Microsoft published an article yesterday which spoke more of backward compatibility on the Series X and Series S. There was one paragraph in the article that illustrates how hard it is to pin anything down on how a lot of games will be affected... there's a range of benefits from none, to resolution changing and frame rate doubling. Read this and see how you think PGA TOUR 2K21 might be affected by it:
Backward compatible games run natively on the Xbox Series X and S, running with the full power of the CPU, GPU and SSD. No boost mode, no downclocking, the full power of the consoles for each and every backward compatible game. This means that all titles run at the peak performance that they were originally designed for, with significantly higher performance than their original launch platform, resulting in higher and more steady framerates and rendering at their maximum resolution and visual quality.
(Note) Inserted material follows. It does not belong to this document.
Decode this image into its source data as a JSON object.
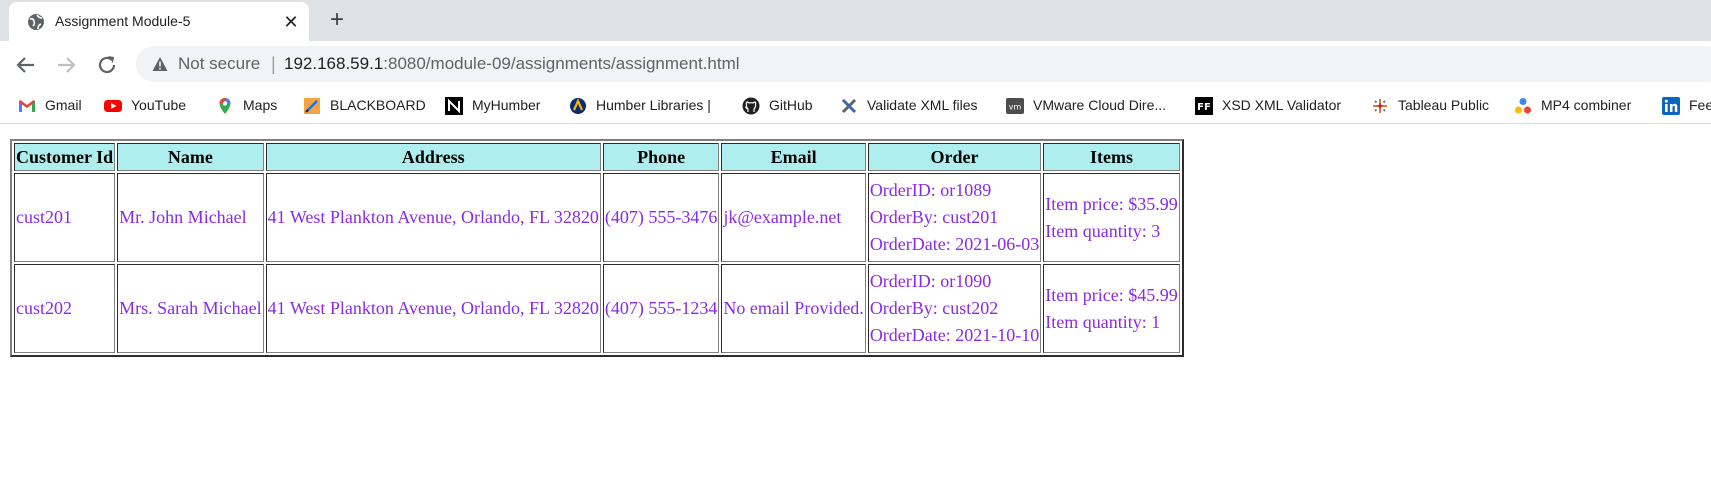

Backward compatible titles also benefit from significant reductions in load times due to the massive leap in performance from our custom NVME SSD at the heart of the Xbox Velocity Architecture.
The highlighted sentence seems to suggest that it could be anything from indistinguishable from the XBox One version, to higher and steadier frame rates, along with maximum resolution and visual quality. The question is, how much of that could be done without any developer intervention? I don't know.
There are three take aways that I can hang my hat on from what I've read so far about backward compatibility:
1.) The load times will be four to five times faster than the XBox One X version.
2.) All games will get benefit from the automatic application of 16X anisotropic filtering (we already have that on the XBox One X, btw).
3.) Each game will get automatic HDR support.
I've seen nothing in print that says that 2K21 is running at a locked 30 FPS in 4K, but we did get such an admission about TGC 2019. 2K21 appears to be running at a 30 FPS lock. What I'm not sure of is how that lock is imposed. Is it by a means that the Series X can't supersede and seek or establish its own frame rate? This gets into an area that requires some esoteric knowledge that's above my pay grade.